Persistent denial of intervening in Democratic Republic of Congo for any alleged reason has been the constant position of the Rwandan government on the whole issue of either plundering mineral resources or recruiting fighters for funded militias of rebel forces..
Instead, Rwandan response to the current cutting of aid has been, among other measures, the creation of Agaciro Fund apparently aimed at filling the void created by significant reduction of income in the government coffers.
In addition, reliable sources inside Rwanda confirm that forced recruitment of young people are continuing despite the fact donor countries have clearly told the Rwandan president Paul Kagame that in order to un-freeze aid for the country, he must provide evidence that he had stopped his support for M23.
Young people are being rounded up, and sent into fast training camps, then trucked to M23 in North Kivu. This unfortunate behaviour of the Rwandan government seriously compromises any research of long term sustainability for the region.
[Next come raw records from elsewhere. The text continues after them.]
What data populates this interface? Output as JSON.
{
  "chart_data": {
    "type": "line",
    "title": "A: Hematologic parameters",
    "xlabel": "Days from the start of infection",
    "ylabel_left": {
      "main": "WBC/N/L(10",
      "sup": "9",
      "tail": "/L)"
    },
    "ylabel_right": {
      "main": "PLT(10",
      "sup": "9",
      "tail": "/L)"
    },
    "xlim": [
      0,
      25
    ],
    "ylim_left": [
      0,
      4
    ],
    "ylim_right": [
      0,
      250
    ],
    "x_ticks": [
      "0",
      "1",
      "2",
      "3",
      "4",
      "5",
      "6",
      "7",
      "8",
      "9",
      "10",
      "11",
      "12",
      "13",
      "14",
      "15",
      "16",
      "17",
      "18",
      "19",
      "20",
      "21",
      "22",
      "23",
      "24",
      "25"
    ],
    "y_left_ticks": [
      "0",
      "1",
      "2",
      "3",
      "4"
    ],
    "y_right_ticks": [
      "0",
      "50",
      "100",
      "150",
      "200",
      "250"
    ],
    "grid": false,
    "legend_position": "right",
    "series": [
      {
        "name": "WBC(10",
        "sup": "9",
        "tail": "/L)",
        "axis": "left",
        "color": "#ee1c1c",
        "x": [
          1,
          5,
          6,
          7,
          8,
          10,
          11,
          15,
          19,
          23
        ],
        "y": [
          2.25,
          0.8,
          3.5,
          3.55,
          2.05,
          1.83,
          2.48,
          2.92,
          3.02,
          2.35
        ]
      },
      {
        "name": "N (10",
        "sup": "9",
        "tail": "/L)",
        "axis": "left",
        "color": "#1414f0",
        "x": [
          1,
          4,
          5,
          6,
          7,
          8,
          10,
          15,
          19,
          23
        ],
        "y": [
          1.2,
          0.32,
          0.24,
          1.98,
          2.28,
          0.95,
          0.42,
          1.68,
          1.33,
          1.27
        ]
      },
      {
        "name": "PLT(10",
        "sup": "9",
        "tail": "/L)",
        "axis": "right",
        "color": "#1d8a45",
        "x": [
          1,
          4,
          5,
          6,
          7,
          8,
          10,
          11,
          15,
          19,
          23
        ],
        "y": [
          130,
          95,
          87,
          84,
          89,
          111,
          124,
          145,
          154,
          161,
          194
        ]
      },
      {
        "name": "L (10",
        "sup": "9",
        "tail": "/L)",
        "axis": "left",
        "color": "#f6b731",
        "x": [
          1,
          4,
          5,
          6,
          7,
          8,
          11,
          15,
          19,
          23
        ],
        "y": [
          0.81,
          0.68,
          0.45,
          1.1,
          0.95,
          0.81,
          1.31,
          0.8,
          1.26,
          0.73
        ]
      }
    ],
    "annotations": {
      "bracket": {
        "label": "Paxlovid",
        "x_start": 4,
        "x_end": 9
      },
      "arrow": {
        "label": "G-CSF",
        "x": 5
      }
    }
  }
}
As we remember, following the publication of the UN Groups of Experts and the outcry it had caused from several circles, it had been agreed to create an international neutral force to monitor border between Rwanda and DRC.
First such force was discussed at Addis Ababa during the Summit of Heads of states, then more recently at the Kampala meeting where governments of the Great Lakes region followed on Addis Ababa discussions about security issues.
Despite technical and financial difficulties that putting in place such force have to overcome, even if it became operational, from past experience in the region, it won’t stop support that Rwanda, and even Uganda, are providing to M23.
It is important to remember that the master-minder of all the chaos and tragedies experienced in the region has always been Yoweri Museveni, president of Uganda, since he took power in that country in 1986, with his strongly held concept of establishing a federation of East African States where he would be the main leading figure.
Paul Kagame, who worked as his Chief of Internal Intelligence in Uganda, before leading the invasion of Rwanda in 1990, is only a mentee or a follower. And in his numerous violent ventures across countries of the Great Lakes, he has widely proven to be more deadly than his master.
After Rwandan invasion, when Habyarimana government complained that Uganda was attacking his country using the Rwandan Patriotic Forces which were part of the Ugandan army, the temporary solution was to establish an African contingent of neutral force, which was then called Group of Military Observers.
This African neutral force did not stop the Rwandan Patriotic Front from pursuing its devastating civil war, creating chaos and disrupting political, economic and social lives across the country, until the fall of Habyarimana and his regime.
Yoweri Museveni, forces took Kampala [Ugandan capital city] in 1986 while his team of representatives were in negotiation with the Okello government side in Nairobi [Kenya].
His mentee Paul Kagame took by force Kigali [Rwandan capital] in July 1994 after his RPF rebel movement had signed in August 1993 Arusha Peace Agreements with Habyarimana government.
One important area for action for patriotic Congolese who care strongly for their country is to denounce as much as possible the creation of an international neutral force for Eastern Congo. As indicated, learning from the same pattern of events and tactics being used by same actors responsible of the overall suffering of millions of civilians in DRC, Rwanda, Uganda and Burundi, it would be unpatriotic for Congolese to give any credibility to such force, knowing that its purpose is only to lure DRC authorities into not addressing seriously the root causes of instability in their country.
Alternative and more effective solutions to get more security in DRC are 1) to get MONUSCO being less a structure to maintain the exploitative statu quo of the ongoing situation which benefits the West and its multinationals, 2) to get representative and democratic governments in Rwanda and Uganda, which serve citizens of those countries, instead of being managed like private properties. Museveni and Kagame’s dictatorships are the main cause of insecurity in the region; them being around, it will be impossible to have peace. And we may keep counting their victims until they will be gone.